La Banca d’Italia, l’Ufficio parlamentare di bilancio, la Corte dei Conti. Nelle audizioni in Parlamento tutti stanno bocciando la nota di aggiornamento al Def. Sono critiche giuste?
Mah, mi sembra molto rumore per nulla. Di che cosa stiamo parlando, di qualche decimale di deficit? Mi sembra più una reazione ideologica davanti al mancato rispetto di un tabù: il contenimento del debito pubblico e del disavanzo sono diventati una specie di legge morale, ai governi viene detto che se non ubbidiscono accadranno le cose peggiori. Invece Paesi che hanno superato il disavanzo anche di molto, come gli Stati Uniti, sono cresciuti e oggi con quella crescita riducono il rapporto tra debito e Pil.
Può essere quello il caso dell’Italia? Il governo prevede una crescita del Pil che nessun osservatore internazionale si sente di confermare.
Io faccio questo mestiere da trent’anni e in generale non mi fido molto delle previsioni. Mi interessa di più studiare ex post se quelle previsioni si sono avverate o meno. A volte sono giuste, a volte sono sbagliate. Spesso quando sono giuste sembra che siano giuste per caso, perché ci sono stati effetti imprevisti che hanno permesso alle previsioni di realizzarsi.

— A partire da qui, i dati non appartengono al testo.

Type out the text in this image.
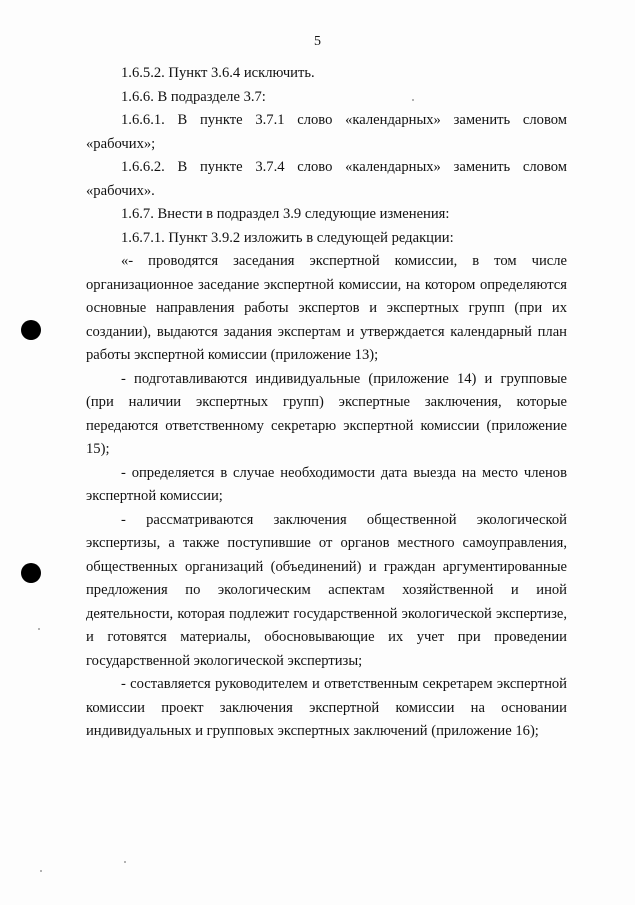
5

1.6.5.2. Пункт 3.6.4 исключить.

1.6.6. В подразделе 3.7:

1.6.6.1. В пункте 3.7.1 слово «календарных» заменить словом «рабочих»;

1.6.6.2. В пункте 3.7.4 слово «календарных» заменить словом «рабочих».

1.6.7. Внести в подраздел 3.9 следующие изменения:

1.6.7.1. Пункт 3.9.2 изложить в следующей редакции:

«- проводятся заседания экспертной комиссии, в том числе организационное заседание экспертной комиссии, на котором определяются основные направления работы экспертов и экспертных групп (при их создании), выдаются задания экспертам и утверждается календарный план работы экспертной комиссии (приложение 13);

- подготавливаются индивидуальные (приложение 14) и групповые (при наличии экспертных групп) экспертные заключения, которые передаются ответственному секретарю экспертной комиссии (приложение 15);

- определяется в случае необходимости дата выезда на место членов экспертной комиссии;

- рассматриваются заключения общественной экологической экспертизы, а также поступившие от органов местного самоуправления, общественных организаций (объединений) и граждан аргументированные предложения по экологическим аспектам хозяйственной и иной деятельности, которая подлежит государственной экологической экспертизе, и готовятся материалы, обосновывающие их учет при проведении государственной экологической экспертизы;

- составляется руководителем и ответственным секретарем экспертной комиссии проект заключения экспертной комиссии на основании индивидуальных и групповых экспертных заключений (приложение 16);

Intende dire che il nuovo slancio del Pil indicato dall’esecutivo le sembra realizzabile?
Qui c’è da capire che si riapre un dibattito importante. Dall’inizio degli anni ‘80 siamo entrati in un sistema economico che rifiuta totalmente il rilancio della domanda. Sono considerati accettabili gli investimenti, perché hanno un ruolo importante dentro la teoria neoclassica della crescita endogena e quindi finché si resta nell’ambito della teoria economica dominante tutto è accettabile. Però nella realtà i capi delle imprese non investono quando non c’è domanda. Io sono d’accordo con il fatto che ci sia bisogno di rilanciare la domanda privata. Lo dico con una certa solennità: queste crisi hanno impoverito la gente in modo scandaloso.
Quindi misure come il reddito di cittadinanza o l’allentamento dei criteri pensionistici la convincono?
Nel merito non dico che siano misure giuste, però io non ho niente contro il rilancio della domanda. Forse avrei scelto altri metodi, ma si sa che gli economisti non sono sempre d’accordo. Non difendo il governo però credo che debba poter lavorare. Che cosa sarebbe successo negli Stati Uniti se la gente che aveva perso la casa con la crisi e non fosse stata aiutata dallo Stato? Perché il sistema di protezione sociale italiano, che è molto scarso, non può essere rafforzato? Oggi tanti preferiscono riforme che definisco sacrificali, dure e incapaci di aiutare le persone.
Il suo giudizio sul Def è sostanzialmente positivo. Come spiega tante critiche autorevoli?
Penso che c’entri la presenza di Matteo Salvini. Hanno paura. Non nascondiamoci la realtà e guardiamo le cose come sono: Salvini è pericoloso come è pericolosa Marine Le Pen in Francia.
Pericolosi perché possono rompere l’Ue?
No, pericolosi per le libertà della gente. Lasciamo perdere l’Ue, non è il futuro dell’Europa quello che mi preoccupa di più: mi preoccupa la prospettiva di sopravvivenza della democrazia. Questi sono leader politici dai tratti illiberali, perso- ne che non considerano la libertà individuale come un fatto naturale.
Non è un timore esagerato?Dico che questo pericolo è reale, non dico che si realizzerà per forza. Ma in Europa c’è questa tentazione dovunque: non solo in Italia e Francia, ma anche in Germania, Austria, Ungheria, Polonia. E poi nel resto del mondo, guardate a quello che succede in Brasile e in America, dove Trump ammette di non credere che la libertà di espressione sia così importante. È un pericolo generale e comincia in Europa, che nella storia è sempre stata l’avanguardia dei disastri.